Idee und Umsetzung gehen auf und überzeugen einen Großteil des Publikums bei seinem kurzen, heftigen Applaus. Mehr Zustimmung gab es bei der Premiere aber für die musikalische Umsetzung der Favola in Musica. Ottavio Dantone führt das Originalklang-Orchester der Oper Zürich, La Scintilla, mit Vitalität und mit genauen dynamischen Abstufungen durch das kompakte Werk, dessen Spannungsbogen leider durch eine Pause nach dem zweiten Akt ein wenig gestört wird.
L’Orfeo ist für den Hof des Herzogs von Mantua entstanden. Damit stand Monteverdi für die Aufführung ein verhältnismäßig großes und mit Zinken und Posaunen reich besetztes Orchester zur Verfügung, für das er entsprechend prächtige Vor- und Zwischenspiele komponierte, die in Zürich prägnant und mitreißend erklingen. Am Premierenabend haperte es hingegen im ersten Teil noch ein bisschen an der Koordination zwischen Orchester und Bühne, aber das wird sich im Laufe der nächsten Aufführungen sicherlich einschleifen.

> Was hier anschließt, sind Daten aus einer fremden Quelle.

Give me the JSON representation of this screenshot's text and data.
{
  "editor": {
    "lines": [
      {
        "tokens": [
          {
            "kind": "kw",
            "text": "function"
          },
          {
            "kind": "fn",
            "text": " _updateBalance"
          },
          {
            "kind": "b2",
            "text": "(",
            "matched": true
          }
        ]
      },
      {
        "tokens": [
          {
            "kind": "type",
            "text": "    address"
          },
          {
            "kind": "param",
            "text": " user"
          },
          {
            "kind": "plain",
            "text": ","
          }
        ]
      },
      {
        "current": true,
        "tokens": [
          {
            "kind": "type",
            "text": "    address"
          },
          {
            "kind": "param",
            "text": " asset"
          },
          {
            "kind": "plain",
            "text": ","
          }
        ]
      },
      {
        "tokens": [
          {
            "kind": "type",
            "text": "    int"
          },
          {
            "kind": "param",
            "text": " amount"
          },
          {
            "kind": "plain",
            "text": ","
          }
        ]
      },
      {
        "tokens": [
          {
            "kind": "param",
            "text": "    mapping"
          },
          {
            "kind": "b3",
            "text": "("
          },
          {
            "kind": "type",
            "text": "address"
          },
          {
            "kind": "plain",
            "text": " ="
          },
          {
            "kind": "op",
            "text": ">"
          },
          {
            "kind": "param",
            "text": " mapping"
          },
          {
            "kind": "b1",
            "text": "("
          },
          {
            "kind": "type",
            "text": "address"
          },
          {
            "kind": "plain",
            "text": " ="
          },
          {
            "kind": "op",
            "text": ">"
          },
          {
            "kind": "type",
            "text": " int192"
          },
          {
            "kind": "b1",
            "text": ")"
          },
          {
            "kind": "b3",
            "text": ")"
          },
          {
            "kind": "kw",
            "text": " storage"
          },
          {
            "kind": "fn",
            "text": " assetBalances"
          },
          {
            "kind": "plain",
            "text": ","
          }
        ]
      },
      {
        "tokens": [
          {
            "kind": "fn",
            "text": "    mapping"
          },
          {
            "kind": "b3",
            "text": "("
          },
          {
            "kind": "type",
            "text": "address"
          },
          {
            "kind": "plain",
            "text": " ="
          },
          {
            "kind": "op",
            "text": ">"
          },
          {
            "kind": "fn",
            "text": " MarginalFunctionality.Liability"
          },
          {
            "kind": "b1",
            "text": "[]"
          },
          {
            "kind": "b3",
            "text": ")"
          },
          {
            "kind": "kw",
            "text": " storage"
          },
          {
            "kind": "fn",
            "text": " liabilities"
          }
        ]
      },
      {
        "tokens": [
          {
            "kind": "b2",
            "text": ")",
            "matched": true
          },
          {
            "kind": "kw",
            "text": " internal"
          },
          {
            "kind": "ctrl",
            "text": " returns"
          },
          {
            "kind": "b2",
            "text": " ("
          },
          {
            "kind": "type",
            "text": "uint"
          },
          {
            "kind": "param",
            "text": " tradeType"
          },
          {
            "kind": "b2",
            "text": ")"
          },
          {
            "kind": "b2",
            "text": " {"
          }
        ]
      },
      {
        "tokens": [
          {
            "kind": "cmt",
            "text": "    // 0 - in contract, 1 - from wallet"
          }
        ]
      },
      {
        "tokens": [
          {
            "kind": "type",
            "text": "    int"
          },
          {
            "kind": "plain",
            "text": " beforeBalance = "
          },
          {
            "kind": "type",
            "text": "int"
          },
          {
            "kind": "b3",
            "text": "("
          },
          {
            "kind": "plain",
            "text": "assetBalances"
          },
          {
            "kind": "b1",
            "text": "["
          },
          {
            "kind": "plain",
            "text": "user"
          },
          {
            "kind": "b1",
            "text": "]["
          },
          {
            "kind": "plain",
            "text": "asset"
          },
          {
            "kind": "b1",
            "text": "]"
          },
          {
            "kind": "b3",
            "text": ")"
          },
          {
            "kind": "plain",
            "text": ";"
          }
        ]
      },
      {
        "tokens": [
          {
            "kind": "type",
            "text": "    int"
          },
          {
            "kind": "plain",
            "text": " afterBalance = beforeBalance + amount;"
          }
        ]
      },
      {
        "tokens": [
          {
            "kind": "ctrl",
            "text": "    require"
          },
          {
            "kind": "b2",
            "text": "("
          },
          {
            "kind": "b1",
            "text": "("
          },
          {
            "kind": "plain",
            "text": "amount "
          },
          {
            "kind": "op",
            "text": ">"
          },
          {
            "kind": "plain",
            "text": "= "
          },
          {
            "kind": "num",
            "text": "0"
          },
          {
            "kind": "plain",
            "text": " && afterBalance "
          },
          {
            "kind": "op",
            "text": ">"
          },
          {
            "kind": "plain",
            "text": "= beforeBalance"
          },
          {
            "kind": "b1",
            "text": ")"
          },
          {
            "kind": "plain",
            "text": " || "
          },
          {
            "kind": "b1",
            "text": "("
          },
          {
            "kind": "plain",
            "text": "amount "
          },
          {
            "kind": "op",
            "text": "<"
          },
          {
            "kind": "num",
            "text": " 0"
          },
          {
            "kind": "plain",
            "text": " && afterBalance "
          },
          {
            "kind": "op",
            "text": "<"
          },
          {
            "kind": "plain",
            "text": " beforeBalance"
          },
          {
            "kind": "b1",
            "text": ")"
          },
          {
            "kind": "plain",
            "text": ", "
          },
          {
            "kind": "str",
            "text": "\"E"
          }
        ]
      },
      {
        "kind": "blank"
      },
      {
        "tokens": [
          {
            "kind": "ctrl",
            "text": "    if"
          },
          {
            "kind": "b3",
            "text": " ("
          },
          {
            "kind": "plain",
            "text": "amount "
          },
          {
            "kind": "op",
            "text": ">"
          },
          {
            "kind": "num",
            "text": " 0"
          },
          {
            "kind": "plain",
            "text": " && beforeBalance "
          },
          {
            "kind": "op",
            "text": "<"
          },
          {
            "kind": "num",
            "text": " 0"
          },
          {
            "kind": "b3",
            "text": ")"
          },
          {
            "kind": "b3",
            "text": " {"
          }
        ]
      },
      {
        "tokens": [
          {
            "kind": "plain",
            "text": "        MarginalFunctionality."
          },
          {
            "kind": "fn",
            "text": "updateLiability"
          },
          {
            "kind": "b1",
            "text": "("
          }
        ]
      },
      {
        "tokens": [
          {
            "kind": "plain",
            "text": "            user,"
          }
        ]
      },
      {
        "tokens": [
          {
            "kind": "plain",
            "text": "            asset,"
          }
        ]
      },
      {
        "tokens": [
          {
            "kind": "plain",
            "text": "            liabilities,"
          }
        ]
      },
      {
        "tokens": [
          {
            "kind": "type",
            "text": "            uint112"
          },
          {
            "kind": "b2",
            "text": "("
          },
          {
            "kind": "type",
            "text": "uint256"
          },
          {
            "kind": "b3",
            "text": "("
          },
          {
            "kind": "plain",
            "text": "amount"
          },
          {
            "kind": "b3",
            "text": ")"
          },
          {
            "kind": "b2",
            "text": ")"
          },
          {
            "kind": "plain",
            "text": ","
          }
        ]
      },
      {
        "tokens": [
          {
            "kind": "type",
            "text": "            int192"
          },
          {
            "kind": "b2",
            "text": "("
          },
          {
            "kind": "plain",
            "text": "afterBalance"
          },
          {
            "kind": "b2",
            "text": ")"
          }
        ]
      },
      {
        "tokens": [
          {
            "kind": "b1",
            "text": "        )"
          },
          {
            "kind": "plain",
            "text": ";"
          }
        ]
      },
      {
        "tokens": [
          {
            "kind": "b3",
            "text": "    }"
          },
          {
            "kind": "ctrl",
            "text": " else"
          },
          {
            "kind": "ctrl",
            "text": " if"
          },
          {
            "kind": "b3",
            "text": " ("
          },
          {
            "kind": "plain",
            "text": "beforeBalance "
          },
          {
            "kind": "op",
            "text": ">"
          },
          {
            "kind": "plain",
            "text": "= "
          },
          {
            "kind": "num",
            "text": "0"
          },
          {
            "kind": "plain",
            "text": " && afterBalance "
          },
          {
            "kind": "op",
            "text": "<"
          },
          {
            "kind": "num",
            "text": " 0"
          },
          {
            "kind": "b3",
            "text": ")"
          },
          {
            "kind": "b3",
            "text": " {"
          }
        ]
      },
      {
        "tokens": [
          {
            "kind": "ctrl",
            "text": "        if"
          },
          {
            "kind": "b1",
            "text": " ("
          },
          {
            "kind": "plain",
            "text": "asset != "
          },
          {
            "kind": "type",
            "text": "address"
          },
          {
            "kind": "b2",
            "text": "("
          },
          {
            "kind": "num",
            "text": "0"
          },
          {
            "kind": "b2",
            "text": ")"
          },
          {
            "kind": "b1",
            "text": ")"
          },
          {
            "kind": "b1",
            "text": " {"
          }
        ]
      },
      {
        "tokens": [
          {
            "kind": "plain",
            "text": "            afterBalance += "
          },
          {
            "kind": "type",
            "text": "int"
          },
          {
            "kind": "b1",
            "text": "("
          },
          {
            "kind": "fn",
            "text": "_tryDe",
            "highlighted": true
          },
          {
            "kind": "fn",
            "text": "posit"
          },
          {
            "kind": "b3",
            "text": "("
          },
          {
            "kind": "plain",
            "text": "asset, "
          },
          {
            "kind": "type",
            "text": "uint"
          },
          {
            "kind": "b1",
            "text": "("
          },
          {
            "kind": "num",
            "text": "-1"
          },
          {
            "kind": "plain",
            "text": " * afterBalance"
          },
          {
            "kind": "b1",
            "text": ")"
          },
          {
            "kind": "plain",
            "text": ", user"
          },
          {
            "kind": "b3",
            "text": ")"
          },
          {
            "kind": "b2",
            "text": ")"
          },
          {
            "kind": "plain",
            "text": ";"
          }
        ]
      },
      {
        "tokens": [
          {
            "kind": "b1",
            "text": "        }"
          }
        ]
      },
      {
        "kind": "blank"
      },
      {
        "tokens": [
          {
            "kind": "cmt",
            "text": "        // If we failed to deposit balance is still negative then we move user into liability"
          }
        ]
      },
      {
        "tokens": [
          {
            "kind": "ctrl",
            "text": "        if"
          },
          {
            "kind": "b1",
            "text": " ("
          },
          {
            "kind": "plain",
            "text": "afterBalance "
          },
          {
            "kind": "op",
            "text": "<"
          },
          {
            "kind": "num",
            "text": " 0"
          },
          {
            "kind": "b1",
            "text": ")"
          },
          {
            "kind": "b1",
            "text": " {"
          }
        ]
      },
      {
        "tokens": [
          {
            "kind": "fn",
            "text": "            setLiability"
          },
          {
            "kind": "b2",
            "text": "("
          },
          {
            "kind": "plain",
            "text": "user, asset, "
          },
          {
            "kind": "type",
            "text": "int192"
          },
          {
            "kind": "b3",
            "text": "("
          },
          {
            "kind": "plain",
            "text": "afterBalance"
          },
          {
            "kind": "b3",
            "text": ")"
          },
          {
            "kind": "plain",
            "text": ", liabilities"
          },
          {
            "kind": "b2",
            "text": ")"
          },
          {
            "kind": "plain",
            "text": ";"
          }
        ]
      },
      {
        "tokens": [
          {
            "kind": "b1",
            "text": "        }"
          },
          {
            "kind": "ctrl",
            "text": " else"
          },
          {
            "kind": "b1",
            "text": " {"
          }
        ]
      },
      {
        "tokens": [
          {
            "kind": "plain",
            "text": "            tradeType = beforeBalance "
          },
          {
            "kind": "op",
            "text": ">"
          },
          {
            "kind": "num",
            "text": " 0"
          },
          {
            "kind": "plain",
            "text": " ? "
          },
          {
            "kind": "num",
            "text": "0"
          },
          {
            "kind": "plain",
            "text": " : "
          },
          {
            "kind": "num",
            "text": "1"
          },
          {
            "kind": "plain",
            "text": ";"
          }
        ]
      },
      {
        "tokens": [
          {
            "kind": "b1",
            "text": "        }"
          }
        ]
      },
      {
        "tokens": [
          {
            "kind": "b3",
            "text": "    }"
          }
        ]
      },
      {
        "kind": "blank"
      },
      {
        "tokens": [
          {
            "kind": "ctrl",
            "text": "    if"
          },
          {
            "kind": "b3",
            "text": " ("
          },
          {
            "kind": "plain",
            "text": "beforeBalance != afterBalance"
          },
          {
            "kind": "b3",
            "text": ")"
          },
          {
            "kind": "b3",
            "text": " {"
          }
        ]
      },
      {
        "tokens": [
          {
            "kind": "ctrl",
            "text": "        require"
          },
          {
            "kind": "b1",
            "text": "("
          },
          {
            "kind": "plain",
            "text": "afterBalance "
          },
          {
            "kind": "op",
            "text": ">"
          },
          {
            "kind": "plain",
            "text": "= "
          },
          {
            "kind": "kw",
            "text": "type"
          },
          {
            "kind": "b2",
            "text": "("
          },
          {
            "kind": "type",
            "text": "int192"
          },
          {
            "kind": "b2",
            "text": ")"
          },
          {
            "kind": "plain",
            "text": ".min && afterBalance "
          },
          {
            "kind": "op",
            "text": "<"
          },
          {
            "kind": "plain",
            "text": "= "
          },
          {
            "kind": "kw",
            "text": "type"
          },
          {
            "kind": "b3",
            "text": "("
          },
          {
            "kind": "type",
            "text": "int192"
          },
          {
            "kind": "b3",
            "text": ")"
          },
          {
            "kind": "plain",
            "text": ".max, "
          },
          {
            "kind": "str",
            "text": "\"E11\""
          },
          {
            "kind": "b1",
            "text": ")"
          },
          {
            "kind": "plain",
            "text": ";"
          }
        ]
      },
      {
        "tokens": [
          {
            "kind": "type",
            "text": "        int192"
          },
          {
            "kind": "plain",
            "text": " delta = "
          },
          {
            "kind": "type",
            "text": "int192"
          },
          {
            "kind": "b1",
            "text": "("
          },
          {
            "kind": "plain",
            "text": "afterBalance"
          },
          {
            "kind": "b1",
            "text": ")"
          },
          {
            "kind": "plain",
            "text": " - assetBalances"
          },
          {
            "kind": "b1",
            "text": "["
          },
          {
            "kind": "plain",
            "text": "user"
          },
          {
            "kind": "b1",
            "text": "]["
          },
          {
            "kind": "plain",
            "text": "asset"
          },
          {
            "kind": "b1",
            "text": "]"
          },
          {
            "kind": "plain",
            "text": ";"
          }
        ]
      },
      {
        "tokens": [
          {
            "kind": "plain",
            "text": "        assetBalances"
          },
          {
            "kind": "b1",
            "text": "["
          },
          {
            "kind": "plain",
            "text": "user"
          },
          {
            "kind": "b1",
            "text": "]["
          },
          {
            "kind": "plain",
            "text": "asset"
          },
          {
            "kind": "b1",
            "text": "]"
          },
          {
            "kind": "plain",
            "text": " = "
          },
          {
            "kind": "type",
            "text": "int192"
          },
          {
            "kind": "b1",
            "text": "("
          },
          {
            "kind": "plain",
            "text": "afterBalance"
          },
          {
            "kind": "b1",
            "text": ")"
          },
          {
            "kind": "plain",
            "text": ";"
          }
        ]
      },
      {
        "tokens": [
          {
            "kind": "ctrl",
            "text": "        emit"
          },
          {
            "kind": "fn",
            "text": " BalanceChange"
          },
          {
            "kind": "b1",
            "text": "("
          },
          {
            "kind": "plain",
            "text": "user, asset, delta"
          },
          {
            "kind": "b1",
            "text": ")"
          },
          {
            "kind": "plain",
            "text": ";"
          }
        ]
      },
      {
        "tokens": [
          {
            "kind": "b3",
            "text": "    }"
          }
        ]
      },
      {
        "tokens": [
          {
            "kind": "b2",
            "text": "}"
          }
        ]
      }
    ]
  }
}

Gut ist die Besetzung. Krystian Adam gibt den unglücklichen Sänger mit berückender Tiefgründigkeit und gestalterischer Noblesse. Miriam Kutrowatz, die zurzeit Mitglied des Opernstudios der Wiener Staatsoper ist und 2021 in Salzburg am Young Singers Project teilgenommen hat, überzeugt mit beweglichem Sopran. Simone McIntosh kann als sehr emotionale Speranza noch stärker punkten als in der Rolle der Proserpina, die dem Eheglück von Orfeo und Euridice noch eine zweite Chance auf Erden geben will, Mirco Palazzi verleiht den Spielverderbern Caronte und Pluto markige Töne, die schlussendlich das entscheidende Gewicht haben. Mark Milhofers schließlich stattet den erfolglosen Apollo, der seinen Sohn in den Himmel mitnehmen will, mit charismatisch-elegantem Tenor aus.